Sun | Apr 11, 2021

Youth fear COVID jab

Published:Thursday | January 14, 2021 | 12:27 AMNadine Wilson-Harris/Staff Reporter
Marleen Campbell, vice-president of the NCU Students’ Union.
Ashleigh Onfroy, public relations officer for the UWI Guild External Affairs Committee.

Young Jamaicans across the island, some currently studying at local universities, have already signalled their reluctance to take the COVID-19 vaccine when it becomes available in Jamaica although it is considered a key tool in the fight to restore their lives to normalcy.

Youth leaders at both The University of the West Indies (UWI), Mona, and the Northern Caribbean University (NCU) in Mandeville, Manchester, told Gleaner editors and reporters yesterday that some of their peers have bought into the fears surrounding the vaccine.

“Many persons are against it, and based on the uncertainties of the vaccine, they are totally against it and are waiting to see what will happen next,” said Marleen Campbell, vice-president of the NCU Students’ Union during a Gleaner Youth Editor’s Forum.

She said that some of her peers were following reports of adverse reactions from those who have already taken it to determine if they, too, should take the jab when it becomes available.

EDITORS' FORUM | Youths shun COVID vaccine


Public relations officer for the UWI Guild External Affairs Committee, Ashleigh Onfroy, said that the reactions from students at her institution have been mixed, with some saying they would take it “if push comes to shove”.

“Some are against it for religious reasons and for other reasons. They are just generally uncertain,” she said.

Youth parliamentarian and public health inspector Saneisha Parsons said young people are gravitating more towards natural herbs to fight the virus, given their distrust of the vaccine. There has been no scientific evidence supporting the efficiency of natural remedies in fighting the virus.

“Some people say the vaccine was made too fast as compared to other vaccines, and there hasn’t been as much testing or long-term testing, so Jamaicans are not leaning towards the vaccine,” Parsons said.

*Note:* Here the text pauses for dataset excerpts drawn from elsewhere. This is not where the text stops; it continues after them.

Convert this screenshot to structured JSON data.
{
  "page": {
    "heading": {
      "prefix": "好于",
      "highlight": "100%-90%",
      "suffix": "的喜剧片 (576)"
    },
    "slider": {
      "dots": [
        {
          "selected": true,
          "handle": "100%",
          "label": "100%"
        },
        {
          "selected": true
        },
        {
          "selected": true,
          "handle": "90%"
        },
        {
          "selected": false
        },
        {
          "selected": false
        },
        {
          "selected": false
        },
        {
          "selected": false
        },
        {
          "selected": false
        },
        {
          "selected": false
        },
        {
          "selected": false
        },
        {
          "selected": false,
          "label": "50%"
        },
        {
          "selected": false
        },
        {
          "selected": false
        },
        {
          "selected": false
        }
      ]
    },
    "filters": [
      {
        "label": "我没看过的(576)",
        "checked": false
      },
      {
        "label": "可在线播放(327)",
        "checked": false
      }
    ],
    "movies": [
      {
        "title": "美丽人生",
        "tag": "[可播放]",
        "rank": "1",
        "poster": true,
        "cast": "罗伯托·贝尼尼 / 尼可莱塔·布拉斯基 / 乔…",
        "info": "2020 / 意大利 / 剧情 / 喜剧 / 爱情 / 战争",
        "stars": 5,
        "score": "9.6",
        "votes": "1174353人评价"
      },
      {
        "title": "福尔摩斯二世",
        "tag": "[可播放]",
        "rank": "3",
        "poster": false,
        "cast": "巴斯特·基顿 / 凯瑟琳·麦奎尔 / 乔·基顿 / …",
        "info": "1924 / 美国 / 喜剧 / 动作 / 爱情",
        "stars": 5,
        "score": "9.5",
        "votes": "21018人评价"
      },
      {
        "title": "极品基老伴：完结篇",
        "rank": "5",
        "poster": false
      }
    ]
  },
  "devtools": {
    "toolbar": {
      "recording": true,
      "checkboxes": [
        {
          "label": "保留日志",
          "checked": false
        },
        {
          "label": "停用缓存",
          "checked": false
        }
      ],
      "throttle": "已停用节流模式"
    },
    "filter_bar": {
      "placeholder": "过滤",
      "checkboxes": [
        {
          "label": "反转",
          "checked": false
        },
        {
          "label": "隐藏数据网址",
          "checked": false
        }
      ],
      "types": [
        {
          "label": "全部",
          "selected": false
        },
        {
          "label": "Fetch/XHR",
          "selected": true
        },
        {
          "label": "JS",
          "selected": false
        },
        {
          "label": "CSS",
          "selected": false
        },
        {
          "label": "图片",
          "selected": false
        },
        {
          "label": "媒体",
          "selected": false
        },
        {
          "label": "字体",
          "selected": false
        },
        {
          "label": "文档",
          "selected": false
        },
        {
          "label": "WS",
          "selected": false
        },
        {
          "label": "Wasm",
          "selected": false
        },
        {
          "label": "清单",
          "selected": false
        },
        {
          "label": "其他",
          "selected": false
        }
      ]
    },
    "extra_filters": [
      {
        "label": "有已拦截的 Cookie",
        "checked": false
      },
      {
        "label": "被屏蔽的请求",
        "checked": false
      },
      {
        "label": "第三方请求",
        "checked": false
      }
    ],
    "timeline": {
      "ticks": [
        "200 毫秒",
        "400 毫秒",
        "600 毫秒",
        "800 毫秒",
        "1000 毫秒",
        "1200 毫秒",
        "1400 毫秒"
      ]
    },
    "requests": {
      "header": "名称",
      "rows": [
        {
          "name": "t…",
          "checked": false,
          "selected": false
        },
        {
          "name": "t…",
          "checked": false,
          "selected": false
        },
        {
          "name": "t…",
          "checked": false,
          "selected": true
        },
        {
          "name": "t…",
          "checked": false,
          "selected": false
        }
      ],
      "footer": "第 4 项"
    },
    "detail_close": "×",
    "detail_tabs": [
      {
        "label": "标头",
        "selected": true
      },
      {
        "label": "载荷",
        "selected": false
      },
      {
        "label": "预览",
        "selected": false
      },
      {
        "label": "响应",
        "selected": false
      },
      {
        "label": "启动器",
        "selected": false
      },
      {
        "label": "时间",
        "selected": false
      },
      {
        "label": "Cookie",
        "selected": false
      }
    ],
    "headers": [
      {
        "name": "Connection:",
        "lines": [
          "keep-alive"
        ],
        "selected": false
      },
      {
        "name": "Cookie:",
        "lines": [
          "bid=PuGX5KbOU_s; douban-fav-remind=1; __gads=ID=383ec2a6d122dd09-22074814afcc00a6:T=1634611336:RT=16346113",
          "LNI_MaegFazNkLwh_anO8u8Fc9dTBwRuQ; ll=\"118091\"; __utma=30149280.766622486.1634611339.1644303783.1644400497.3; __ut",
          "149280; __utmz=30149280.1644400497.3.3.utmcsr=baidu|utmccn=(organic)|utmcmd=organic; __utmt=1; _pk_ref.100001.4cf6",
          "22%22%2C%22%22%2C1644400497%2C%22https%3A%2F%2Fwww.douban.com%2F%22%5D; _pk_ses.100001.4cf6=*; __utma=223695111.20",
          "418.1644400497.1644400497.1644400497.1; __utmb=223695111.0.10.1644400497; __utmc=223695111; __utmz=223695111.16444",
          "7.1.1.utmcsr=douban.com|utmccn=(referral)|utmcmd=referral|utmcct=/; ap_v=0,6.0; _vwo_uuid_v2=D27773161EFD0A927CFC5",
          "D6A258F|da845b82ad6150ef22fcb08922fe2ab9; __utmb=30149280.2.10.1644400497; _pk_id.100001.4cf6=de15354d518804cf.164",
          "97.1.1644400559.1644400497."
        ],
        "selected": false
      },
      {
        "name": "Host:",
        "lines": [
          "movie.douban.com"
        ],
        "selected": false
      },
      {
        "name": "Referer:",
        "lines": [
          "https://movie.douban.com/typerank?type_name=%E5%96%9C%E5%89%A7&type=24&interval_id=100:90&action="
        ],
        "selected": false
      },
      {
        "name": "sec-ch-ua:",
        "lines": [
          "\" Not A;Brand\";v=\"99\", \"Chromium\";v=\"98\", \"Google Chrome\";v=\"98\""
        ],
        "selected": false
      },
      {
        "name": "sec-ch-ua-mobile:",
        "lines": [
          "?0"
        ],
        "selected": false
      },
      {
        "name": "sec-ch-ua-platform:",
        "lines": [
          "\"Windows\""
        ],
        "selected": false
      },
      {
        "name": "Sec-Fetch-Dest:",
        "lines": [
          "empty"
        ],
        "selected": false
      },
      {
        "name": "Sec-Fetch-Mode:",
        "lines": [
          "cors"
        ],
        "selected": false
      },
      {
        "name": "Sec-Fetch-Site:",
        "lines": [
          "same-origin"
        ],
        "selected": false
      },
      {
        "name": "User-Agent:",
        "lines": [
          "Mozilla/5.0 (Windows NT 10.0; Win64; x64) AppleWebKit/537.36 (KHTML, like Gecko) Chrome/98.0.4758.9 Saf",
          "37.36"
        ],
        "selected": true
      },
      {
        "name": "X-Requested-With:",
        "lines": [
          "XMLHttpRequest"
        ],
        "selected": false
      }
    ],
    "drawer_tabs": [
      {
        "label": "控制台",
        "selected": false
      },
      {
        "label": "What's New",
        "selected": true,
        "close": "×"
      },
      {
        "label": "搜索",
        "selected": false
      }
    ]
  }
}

Jamaica is projected to spend US$8.2 million (J$1.18 billion) to procure one million vials of vaccines under the COVAX facility, with the first batch of 292,000 doses expected to arrive in April. An estimated 16 per cent of the population is being targeted for inoculation by the end of the year.

Health Minister Dr Christopher Tufton noted in previous media reports that he was cognizant that some Jamaicans were sceptical of the jab but said that the ministry has a strategy to help gain public confidence and drive the take-up of the vaccine.

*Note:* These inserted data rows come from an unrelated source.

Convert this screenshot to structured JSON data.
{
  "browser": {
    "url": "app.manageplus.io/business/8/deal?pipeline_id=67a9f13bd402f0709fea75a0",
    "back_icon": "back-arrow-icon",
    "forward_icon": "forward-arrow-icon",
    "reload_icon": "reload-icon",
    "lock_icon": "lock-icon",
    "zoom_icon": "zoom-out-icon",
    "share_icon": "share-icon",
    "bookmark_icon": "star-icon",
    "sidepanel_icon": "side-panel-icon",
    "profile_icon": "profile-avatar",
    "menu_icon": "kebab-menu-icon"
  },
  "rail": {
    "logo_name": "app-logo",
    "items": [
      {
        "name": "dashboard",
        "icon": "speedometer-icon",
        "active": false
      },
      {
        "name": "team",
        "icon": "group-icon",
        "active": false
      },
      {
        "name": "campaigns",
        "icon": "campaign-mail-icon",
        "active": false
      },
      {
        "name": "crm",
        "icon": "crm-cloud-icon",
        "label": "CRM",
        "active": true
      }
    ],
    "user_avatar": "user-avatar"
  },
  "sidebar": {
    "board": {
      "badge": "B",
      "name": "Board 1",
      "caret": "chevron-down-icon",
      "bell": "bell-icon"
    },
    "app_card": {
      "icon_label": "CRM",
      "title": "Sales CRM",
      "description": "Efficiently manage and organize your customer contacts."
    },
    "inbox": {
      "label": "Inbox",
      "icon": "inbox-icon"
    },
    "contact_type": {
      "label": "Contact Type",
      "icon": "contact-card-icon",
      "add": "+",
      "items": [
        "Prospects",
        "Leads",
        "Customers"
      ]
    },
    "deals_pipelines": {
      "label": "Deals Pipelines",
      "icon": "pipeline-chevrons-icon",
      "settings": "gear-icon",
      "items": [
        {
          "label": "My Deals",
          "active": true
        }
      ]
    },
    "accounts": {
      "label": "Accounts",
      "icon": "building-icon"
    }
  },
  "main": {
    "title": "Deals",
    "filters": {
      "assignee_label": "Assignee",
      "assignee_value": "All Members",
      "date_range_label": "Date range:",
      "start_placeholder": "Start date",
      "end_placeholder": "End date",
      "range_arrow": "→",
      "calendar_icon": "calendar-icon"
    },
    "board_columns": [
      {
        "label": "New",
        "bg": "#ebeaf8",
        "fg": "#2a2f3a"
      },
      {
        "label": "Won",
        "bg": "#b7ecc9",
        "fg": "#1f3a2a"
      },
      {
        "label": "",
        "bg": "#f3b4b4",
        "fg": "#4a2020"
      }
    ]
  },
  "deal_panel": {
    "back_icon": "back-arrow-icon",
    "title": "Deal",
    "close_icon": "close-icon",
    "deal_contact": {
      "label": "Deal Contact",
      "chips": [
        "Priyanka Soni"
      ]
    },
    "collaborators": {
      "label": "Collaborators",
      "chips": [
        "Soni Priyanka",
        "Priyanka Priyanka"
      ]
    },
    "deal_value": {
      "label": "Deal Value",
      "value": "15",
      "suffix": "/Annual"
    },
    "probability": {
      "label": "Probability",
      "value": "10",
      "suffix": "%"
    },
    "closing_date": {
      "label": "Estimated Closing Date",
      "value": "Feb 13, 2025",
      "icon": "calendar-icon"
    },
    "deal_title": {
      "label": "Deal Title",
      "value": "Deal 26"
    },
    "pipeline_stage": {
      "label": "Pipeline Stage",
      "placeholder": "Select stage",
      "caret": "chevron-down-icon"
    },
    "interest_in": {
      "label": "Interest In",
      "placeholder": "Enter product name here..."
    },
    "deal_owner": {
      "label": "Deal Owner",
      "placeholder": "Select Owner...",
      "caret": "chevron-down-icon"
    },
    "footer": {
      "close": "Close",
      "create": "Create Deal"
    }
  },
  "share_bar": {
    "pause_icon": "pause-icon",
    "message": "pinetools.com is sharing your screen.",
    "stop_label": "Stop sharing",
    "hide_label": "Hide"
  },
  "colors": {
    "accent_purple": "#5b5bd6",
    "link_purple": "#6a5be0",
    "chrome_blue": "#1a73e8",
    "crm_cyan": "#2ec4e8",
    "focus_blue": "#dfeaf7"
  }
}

Onfroy believes that using medical anthropologists and other professionals from different sectors to do research could help the roll-out process.

“It is all well and good to provide information, but the truth is that if there is a psycho-social block there, you can produce as much information as you want to, but unless we get to the root of the issue, it will just come through one ear and go through the next,” she said.

Gleaner columnist David Salmon believes that correcting some of the misinformation circulating about the vaccine would be useful in minimising the obvious apathy towards it.

“You have to correct the misinformation on social media, misinformation in casual small groups, misinformation based on religious reasons, we have to look at that first,” he said. “If you have misinformation already being shared among the population and it is not being addressed, then persons are going to think, ‘Well, maybe it may not be entirely true, but there may be some truth to it’, so it has to be corrected now.”

Economist Johnique Francis has taken note of requests for the prime minister and other government officials to take the vaccine publicly and agrees that this could be useful in building trust, but she said that there were other strategies that could be pursued.

“Music is a brilliant avenue to reach our people,” she said.